Image shows load temperature just after I finished shooting the video. It rose up to 110 plus before I stopped the run to let it cool a bit. Then I turned it back on, what the heck ... just checked, it is at 141.7 degrees C right now. Q1 is too hot to touch for more than a second or two but still seems stable.

polln8r

TK, is your observatory all set up for this evening's moon-shadow?

TinselKoala

So if my resistor stack is hot enough to heat 250 mL of mineral oil to 150 degrees C in just a few minutes.... after "upping the oscillation frequency" or twiddling some other knob  ... I wonder how hot it would be if I just attached a thermocouple to it and measured it in air.

And THEN plunged it into some water.

Do you think I would get some tiny bubbles then?

Now Ainslie claims to have "taken water to boil". Note the very careful construction of the phrase. If she boiled water, why didn't she just say so? And of course the description of the event on the day of the event says in her own words that the water wasn't actually boiling.

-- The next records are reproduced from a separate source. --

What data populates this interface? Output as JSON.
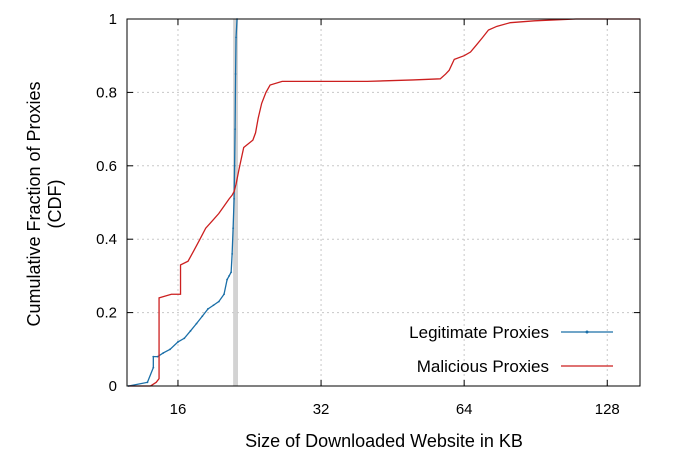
{
  "chart_data": {
    "type": "line",
    "xlabel": "Size of Downloaded Website in KB",
    "ylabel_line1": "Cumulative Fraction of Proxies",
    "ylabel_line2": "(CDF)",
    "xscale": "log2",
    "xlim": [
      12.5,
      150
    ],
    "ylim": [
      0,
      1
    ],
    "xticks": [
      16,
      32,
      64,
      128
    ],
    "xtick_labels": [
      "16",
      "32",
      "64",
      "128"
    ],
    "yticks": [
      0,
      0.2,
      0.4,
      0.6,
      0.8,
      1
    ],
    "ytick_labels": [
      "0",
      "0.2",
      "0.4",
      "0.6",
      "0.8",
      "1"
    ],
    "grid": true,
    "legend_position": "bottom-right",
    "highlight_band": {
      "x": [
        20.9,
        21.4
      ],
      "color": "#d3d3d3"
    },
    "series": [
      {
        "name": "Legitimate Proxies",
        "color": "#1a6fa8",
        "marker": "dot",
        "x": [
          12.6,
          13.8,
          14.2,
          14.2,
          14.5,
          14.9,
          15.4,
          16.0,
          16.5,
          17.0,
          17.5,
          18.0,
          18.5,
          19.0,
          19.5,
          20.0,
          20.3,
          20.5,
          20.7,
          20.8,
          20.9,
          21.0,
          21.05,
          21.1,
          21.15,
          21.2,
          21.3
        ],
        "y": [
          0.0,
          0.01,
          0.05,
          0.08,
          0.08,
          0.09,
          0.1,
          0.12,
          0.13,
          0.15,
          0.17,
          0.19,
          0.21,
          0.22,
          0.23,
          0.25,
          0.29,
          0.3,
          0.31,
          0.36,
          0.43,
          0.51,
          0.6,
          0.7,
          0.85,
          0.95,
          1.0
        ]
      },
      {
        "name": "Malicious Proxies",
        "color": "#cc1f1f",
        "marker": "none",
        "x": [
          12.6,
          14.0,
          14.4,
          14.6,
          14.6,
          15.5,
          15.8,
          16.2,
          16.2,
          16.8,
          17.3,
          17.8,
          18.3,
          18.9,
          19.5,
          20.0,
          20.5,
          20.8,
          21.0,
          21.2,
          21.5,
          22.0,
          22.5,
          23.0,
          23.3,
          23.6,
          24.0,
          24.5,
          25.0,
          26.5,
          30.0,
          40.0,
          50.0,
          57.0,
          58.5,
          59.5,
          61.0,
          64.0,
          66.0,
          68.0,
          70.0,
          72.0,
          75.0,
          80.0,
          90.0,
          110.0,
          130.0,
          150.0
        ],
        "y": [
          0.0,
          0.0,
          0.01,
          0.02,
          0.24,
          0.25,
          0.25,
          0.25,
          0.33,
          0.34,
          0.37,
          0.4,
          0.43,
          0.45,
          0.47,
          0.49,
          0.51,
          0.52,
          0.53,
          0.55,
          0.59,
          0.65,
          0.66,
          0.67,
          0.69,
          0.73,
          0.77,
          0.8,
          0.82,
          0.83,
          0.83,
          0.83,
          0.834,
          0.837,
          0.85,
          0.86,
          0.89,
          0.9,
          0.91,
          0.93,
          0.95,
          0.97,
          0.98,
          0.99,
          0.995,
          1.0,
          1.0,
          1.0
        ]
      }
    ]
  }
}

But I've heated a known quantity of mineral oil to 150 degrees C. Would my resistors have boiled some water in this experiment? The specific heat of mineral oil is 1.67 and the density is 0.83 or so. How much water could I have raised to 100 C I wonder?
How about if I heated them in air and then when they couldn't get any hotter, I plunged them into some room-temperature water. Would I see some tiny little bubbles?

TinselKoala

Quote from: polln8r on May 20, 2012, 04:54:05 PM
TK, is your observatory all set up for this evening's moon-shadow?
Unfortunately I am too far south for the annular path, and the sky is cloudy anyway. I might be able to detect a bit of dimming from the partial, but I don't think that I can even see the sun when it's that low; I'd have to take the scope and mount somewhere flat and unobstructed.

So.... no, I think I'll just watch it on the internest.